The Twitter takeover was additionally celebrated internationally by the likes of El Salvador’s megalomaniac-in-chief Nayib Bukele, who, like Trump, prefers to control by social media, and who produced numerous congratulatory tweets with festive emojis. Bukele went on to tweet a Reuters article about new Twitter “hate speech considerations” raised by human rights teams, and added the next encouraging remark in English: “Hahaha go Elon!”

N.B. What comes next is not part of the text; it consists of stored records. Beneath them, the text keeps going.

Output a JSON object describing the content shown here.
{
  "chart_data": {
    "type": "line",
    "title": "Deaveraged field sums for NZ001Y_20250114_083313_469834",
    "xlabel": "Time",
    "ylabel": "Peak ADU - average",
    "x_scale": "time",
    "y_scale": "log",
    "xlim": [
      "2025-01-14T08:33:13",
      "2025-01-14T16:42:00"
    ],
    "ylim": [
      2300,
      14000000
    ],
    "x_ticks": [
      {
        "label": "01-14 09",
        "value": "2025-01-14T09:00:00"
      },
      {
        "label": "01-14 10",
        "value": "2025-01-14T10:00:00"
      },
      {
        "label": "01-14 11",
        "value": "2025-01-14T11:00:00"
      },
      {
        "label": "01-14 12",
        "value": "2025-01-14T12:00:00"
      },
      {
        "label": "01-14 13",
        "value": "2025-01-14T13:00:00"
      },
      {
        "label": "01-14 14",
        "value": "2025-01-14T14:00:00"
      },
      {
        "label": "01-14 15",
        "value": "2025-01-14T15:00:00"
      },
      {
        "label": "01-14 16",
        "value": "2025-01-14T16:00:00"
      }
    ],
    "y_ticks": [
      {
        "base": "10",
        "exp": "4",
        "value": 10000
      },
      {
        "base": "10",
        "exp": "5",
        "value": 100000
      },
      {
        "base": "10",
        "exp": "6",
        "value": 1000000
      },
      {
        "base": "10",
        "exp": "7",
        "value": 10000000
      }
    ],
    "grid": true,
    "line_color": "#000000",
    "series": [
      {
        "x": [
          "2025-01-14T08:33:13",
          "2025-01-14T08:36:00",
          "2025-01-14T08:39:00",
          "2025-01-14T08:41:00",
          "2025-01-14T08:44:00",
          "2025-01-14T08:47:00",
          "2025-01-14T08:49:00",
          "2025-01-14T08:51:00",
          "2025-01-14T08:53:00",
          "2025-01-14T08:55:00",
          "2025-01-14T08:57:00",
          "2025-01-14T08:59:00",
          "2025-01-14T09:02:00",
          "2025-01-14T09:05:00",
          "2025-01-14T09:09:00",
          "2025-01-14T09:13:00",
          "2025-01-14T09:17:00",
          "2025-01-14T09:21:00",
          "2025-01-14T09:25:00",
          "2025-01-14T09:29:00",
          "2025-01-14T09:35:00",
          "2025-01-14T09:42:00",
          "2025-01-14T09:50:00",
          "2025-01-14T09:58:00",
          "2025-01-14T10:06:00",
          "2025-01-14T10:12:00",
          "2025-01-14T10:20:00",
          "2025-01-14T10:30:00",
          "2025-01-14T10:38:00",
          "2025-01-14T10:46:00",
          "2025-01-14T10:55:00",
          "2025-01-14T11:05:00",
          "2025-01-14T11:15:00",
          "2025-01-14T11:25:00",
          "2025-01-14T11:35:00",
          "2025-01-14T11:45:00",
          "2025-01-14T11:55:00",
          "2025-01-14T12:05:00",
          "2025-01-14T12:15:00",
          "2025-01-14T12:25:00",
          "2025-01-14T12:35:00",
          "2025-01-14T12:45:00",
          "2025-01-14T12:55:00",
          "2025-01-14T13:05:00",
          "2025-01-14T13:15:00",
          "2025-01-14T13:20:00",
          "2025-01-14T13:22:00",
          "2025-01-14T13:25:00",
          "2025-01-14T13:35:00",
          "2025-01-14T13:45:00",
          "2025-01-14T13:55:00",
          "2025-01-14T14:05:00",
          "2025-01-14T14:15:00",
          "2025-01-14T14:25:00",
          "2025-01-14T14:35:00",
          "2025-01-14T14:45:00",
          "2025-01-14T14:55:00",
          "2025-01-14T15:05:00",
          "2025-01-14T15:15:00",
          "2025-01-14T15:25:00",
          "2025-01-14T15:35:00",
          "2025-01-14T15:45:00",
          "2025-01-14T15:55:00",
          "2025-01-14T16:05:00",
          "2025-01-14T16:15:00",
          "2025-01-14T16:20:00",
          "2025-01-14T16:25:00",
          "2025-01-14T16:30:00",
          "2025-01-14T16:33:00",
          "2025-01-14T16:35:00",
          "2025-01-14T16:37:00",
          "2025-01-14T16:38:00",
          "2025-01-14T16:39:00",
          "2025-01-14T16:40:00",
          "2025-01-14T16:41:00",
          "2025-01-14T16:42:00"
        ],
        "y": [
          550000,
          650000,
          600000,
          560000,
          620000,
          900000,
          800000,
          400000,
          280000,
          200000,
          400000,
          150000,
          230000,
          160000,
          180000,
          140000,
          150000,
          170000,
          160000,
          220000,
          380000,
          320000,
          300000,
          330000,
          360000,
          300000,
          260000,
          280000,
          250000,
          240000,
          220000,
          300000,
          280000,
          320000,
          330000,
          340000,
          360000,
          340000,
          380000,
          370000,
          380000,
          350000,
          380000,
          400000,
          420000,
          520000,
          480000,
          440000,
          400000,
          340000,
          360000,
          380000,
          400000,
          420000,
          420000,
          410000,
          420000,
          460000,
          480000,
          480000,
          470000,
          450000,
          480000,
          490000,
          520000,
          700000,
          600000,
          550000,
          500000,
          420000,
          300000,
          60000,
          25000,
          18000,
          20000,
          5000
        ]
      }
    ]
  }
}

This is identical Bukele, after all, who’s at present presiding over a home “state of emergency” that has served because the pretext for the indefinite suspension of human rights, civil liberties, and all that great things. A further legislation spontaneously enacted in early April threatens “anybody who shares details about gangs with as much as 15 years in jail”, as The New York Occasions notes – a transfer that successfully criminalises the dialogue of Salvadoran actuality. A lot without cost speech.

However again to Musk’s imaginative and prescient of “free speech” that’s in the end not free – and I’m not simply speaking concerning the $44bn price ticket. He speaks of the perfect “functioning democracy” during which Twitter serves because the “digital city sq.” – and but the Muskian view of democracy is one during which he and he alone is in control of the universe, whether or not or not the lowly plenty realise their nice fortune in having acquired such an overlord.

Ultimately, Musk is hardly an aberration from the grotesque course of capitalism within the US, the place the tyranny of the elite and widespread “human distress” – to applicable the phrases of Time journal – is marketed as a functioning democracy. And whereas Musk has pledged to “make Twitter higher than ever by enhancing the product with new options … and authenticating all people”, none of that is very human in any respect.

The views expressed on this article are the writer’s personal and don’t essentially mirror Al Jazeera’s editorial stance.